A Philips-branded SACD-only player will be launched “as soon as prices come down” to more affordable levels, said Adri Baan, CEO of Philips’s consumer electronics division. That could come as soon as late 2000 or early 2001, Demuynck told TWICE.

Philips has no plans for DVD-Audio/Video players that lack SACD, Demuynck said.

Philips-owned Marantz will deliver the first Marantz-branded SACD-only player, a two-channel model, in the fall in Japan and in the spring in the U.S. and Europe, but Marantz plans a mid-2000 worldwide launch of its first multichannel SACD player, Demuynck said.

Also at the show, Panasonic introduced its first two DVD-Audio/Video players to the German market, and although they’re due in December, a Universal Music executive declined to n announce release dates or titles of discs to support the launch. But he did cite “three works in progress,” that would likely be among the first Universal discs: They include Sting’s Brand New Day and LaBoheme.

In 2001, said Eiji Esaki, international operations general manager for Matsushita’s audio division, worldwide DVD-Audio sales will hit 5 million units.

For its part, JVC plans DVD-Audio/Video player shipments in Europe in December, and could follow as early as the first half of next with U.S. deliveries, according to Marc Adachi, general manager of the International Sales Division’s marketing department for the A/V and multimedia sector.

Pioneer managing director Takashi Kobayashi said company plans call for DVD-Audio player shipments in Japan at the end of the year, in Europe early next year and in the U.S. “probably” in the spring.

CD-Recorders
With demand up sharply and more manufacturers entering the market, “We are at the point of a mass market breakthrough,” said Philips audio business group managing director Guy Demuynck, of audio CD-R/RW recorders. He and Masaji Okubo, general manager of Pioneer’s overseas sales division for home entertainment, agreed that one million units have been shipped worldwide during the past few years. But they said sales will accelerate this year to an annual rate of 1.5 million, rising to 3 million in 2000.

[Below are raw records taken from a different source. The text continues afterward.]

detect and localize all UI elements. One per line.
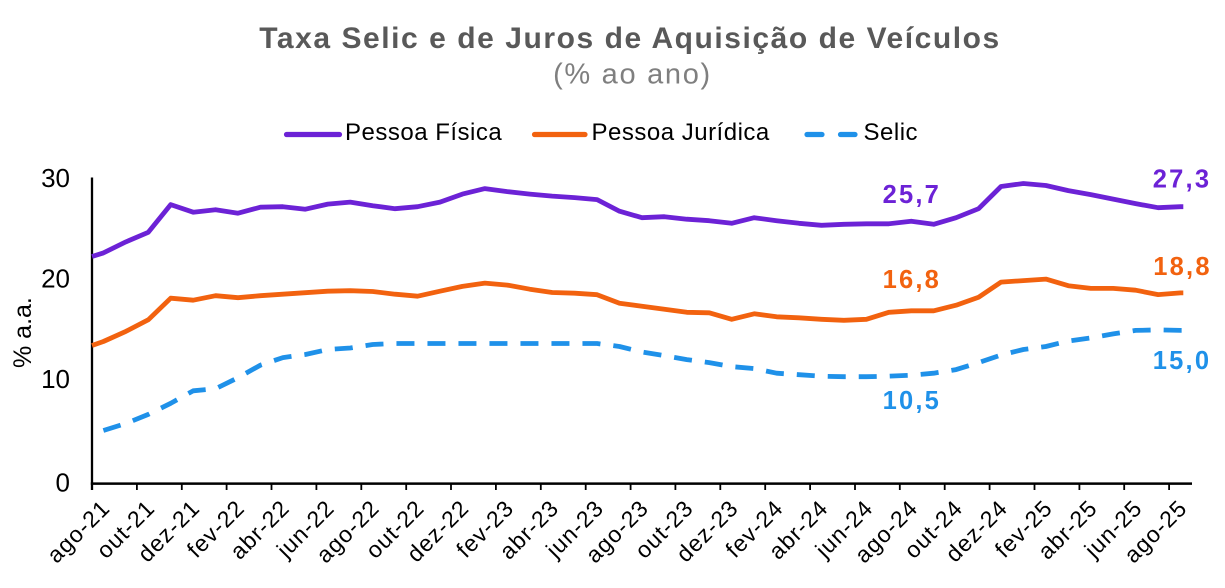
svg-text:Selic: Selic	[864, 119, 919, 146]
svg-text:20: 20	[41, 264, 70, 294]
svg-text:0: 0	[56, 467, 70, 497]
svg-text:30: 30	[41, 163, 70, 193]
svg-text:15,0: 15,0	[1153, 347, 1211, 375]
svg-text:27,3: 27,3	[1153, 166, 1211, 194]
svg-text:10: 10	[41, 364, 70, 394]
svg-text:16,8: 16,8	[883, 266, 941, 294]
svg-text:Taxa Selic e de Juros de Aquis: Taxa Selic e de Juros de Aquisição de Ve…	[259, 22, 1001, 55]
svg-text:(% ao ano): (% ao ano)	[553, 59, 712, 91]
svg-text:Pessoa Jurídica: Pessoa Jurídica	[592, 119, 770, 146]
svg-text:% a.a.: % a.a.	[9, 297, 37, 368]
svg-text:Pessoa Física: Pessoa Física	[345, 119, 502, 146]
svg-text:18,8: 18,8	[1153, 253, 1211, 281]
svg-text:10,5: 10,5	[883, 387, 941, 415]
svg-text:25,7: 25,7	[883, 181, 941, 209]
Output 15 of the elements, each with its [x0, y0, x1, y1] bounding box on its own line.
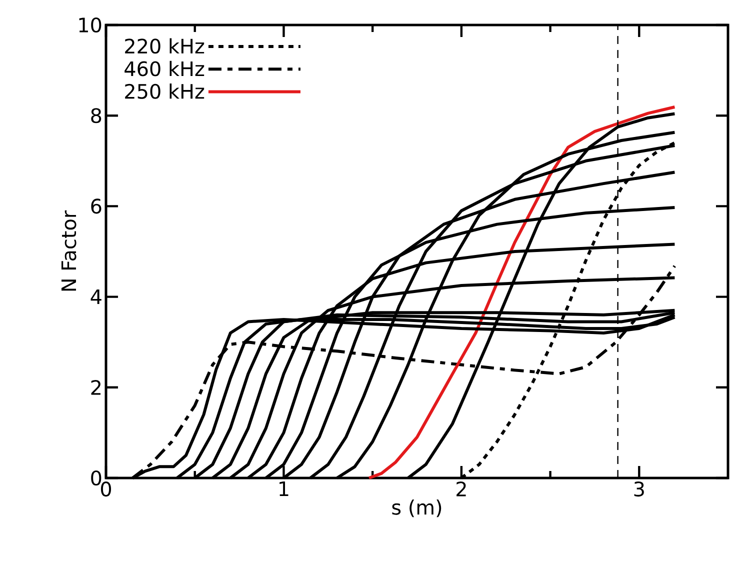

Given the demand, supplies of new Philips models due in the U.S. in September “will be quite tight,” Demuynck said.

Hoping to satisfy demand that Philips can’t fulfill, Pioneer plans several new models for the U.S. One of the first will be a micro component system that includes a dual-drive CD system. One drive will house a CD recorder, the other a three-disc changer. The unit is due in December and is tentatively expected to retail for $799, with the actual price dependant on the yen-dollar exchange rate. A component three-disc changer/CD-recorder is due next March at a tentative $599, depending on the exchange rate.

For its part, Philips announced U.S. pricing of CD-recorders shown earlier in the year. Two new single-drive models will retail for $399, with the new dual-well model going for $549, and a minisystem with integrated CD-recorder at $599.